Le contraste était assez savoureux du spectacle de ce cortège antique et de ce bout d’armée moderne, mais seul l’oncle Ozoux eût pu en jouir, et l’oncle Ozoux n’était pas là ! Quant à Raymond, aussitôt qu’il avait aperçu Marie-Thérèse, il était devenu comme fou.

Ne pouvant pénétrer plus avant dans la foule, il s’était rué en arrière pour pouvoir courir vers les portes de la ville où il espérait bien se placer directement sur le passage du cortège. Mais au moment où il atteignait les derniers degrés de la colline du singe qui danse, il fut immobilisé par la foule immobile, tournée vers le sommet du Sacsay Huaynam où apparaissaient tout en haut de la plus haute tour, la silhouette éclatante rouge dans l’azur d’un prêtre, dont la voix se répandait sur la plaine.
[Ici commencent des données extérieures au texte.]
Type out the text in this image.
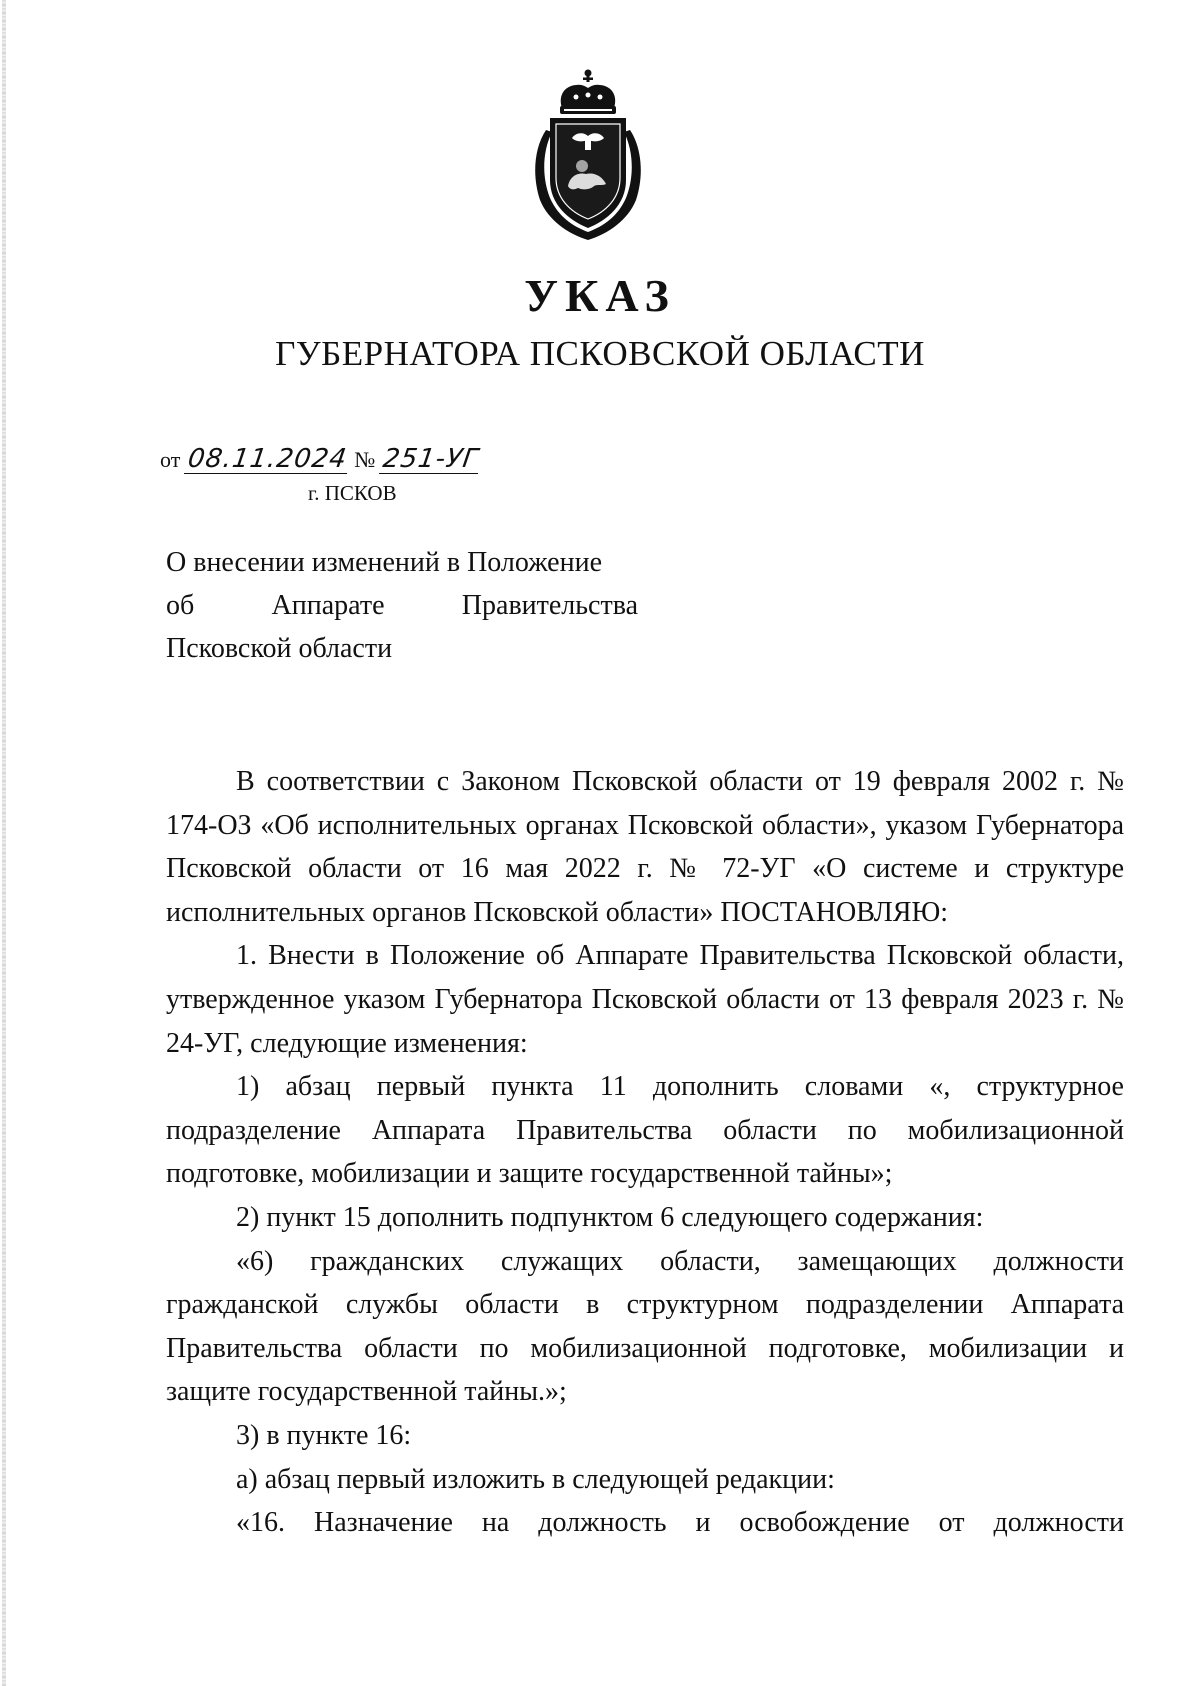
УКАЗ
ГУБЕРНАТОРА ПСКОВСКОЙ ОБЛАСТИ
от 08.11.2024 № 251-УГ
г. ПСКОВ
О внесении изменений в Положение
об Аппарате Правительства
Псковской области

В соответствии с Законом Псковской области от 19 февраля 2002 г. № 174-ОЗ «Об исполнительных органах Псковской области», указом Губернатора Псковской области от 16 мая 2022 г. № 72-УГ «О системе и структуре исполнительных органов Псковской области» ПОСТАНОВЛЯЮ:

1. Внести в Положение об Аппарате Правительства Псковской области, утвержденное указом Губернатора Псковской области от 13 февраля 2023 г. № 24-УГ, следующие изменения:

1) абзац первый пункта 11 дополнить словами «, структурное подразделение Аппарата Правительства области по мобилизационной подготовке, мобилизации и защите государственной тайны»;

2) пункт 15 дополнить подпунктом 6 следующего содержания:

«6) гражданских служащих области, замещающих должности гражданской службы области в структурном подразделении Аппарата Правительства области по мобилизационной подготовке, мобилизации и защите государственной тайны.»;

3) в пункте 16:

а) абзац первый изложить в следующей редакции:

«16. Назначение на должность и освобождение от должности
Raymond reconnut le prêcheur de la pierre du sacrifice, le moine rouge de Cajamarca. Et il sut qui il était, car autour de lui on murmurait : « le grand officier des quipucamyas », c’est-à-dire des « gardiens du quipus », c’est-à-dire des gardiens de l’Histoire. Et, la voix descendue du Sacsay Huaynam, chantait, pendant que le cortège s’était arrêté, la gloire d’autrefois ; puis elle rappela le jour où l’Étranger était entré, pour la première fois, dans cette plaine, avec son armée diabolique, après la mort d’Atahualpa. Le soleil comme aujourd’hui inondait de ses rayons la cité impériale, où tant d’autels étaient consacrés à son culte. Alors, d’innombrables édifices, dont il ne devait faire que des ruines, couvraient de leurs lignes blanches le centre de la vallée et les pentes inférieures des montagnes. La multitude des Incas s’en était allée au-devant de son nouveau maître, dans la terreur où l’avait jetée l’affreux sacrilège, le crime qui avait frappé la divinité sur la terre. Et ils avaient regardé avec épouvante ces soldats dont les exploits avaient retenti dans les parties les plus reculées de l’Empire. Ils avaient contemplé, étonnés, leurs armes brillantes, le teint de leurs visages si blancs, qui semblaient les proclamer les véritables enfants du Soleil : ils avaient écouté avec un sentiment de crainte mystérieuse la trompette qui jetait ses sons prolongés à travers les rues de la capitale et le sol qui résonnait sous les pas pesants des chevaux[1]. Et ils avaient fini par se demander, en ce temps-là, de quel côté était l’imposture, car le chef des Étrangers traînait avec lui Manco, le descendant des rois, et agissait en son nom, et commandait en son nom ! Quand le soleil s’était caché, ce jour-là, derrière les Cordillères, on eût pu croire que l’Empire des Incas avait vécu !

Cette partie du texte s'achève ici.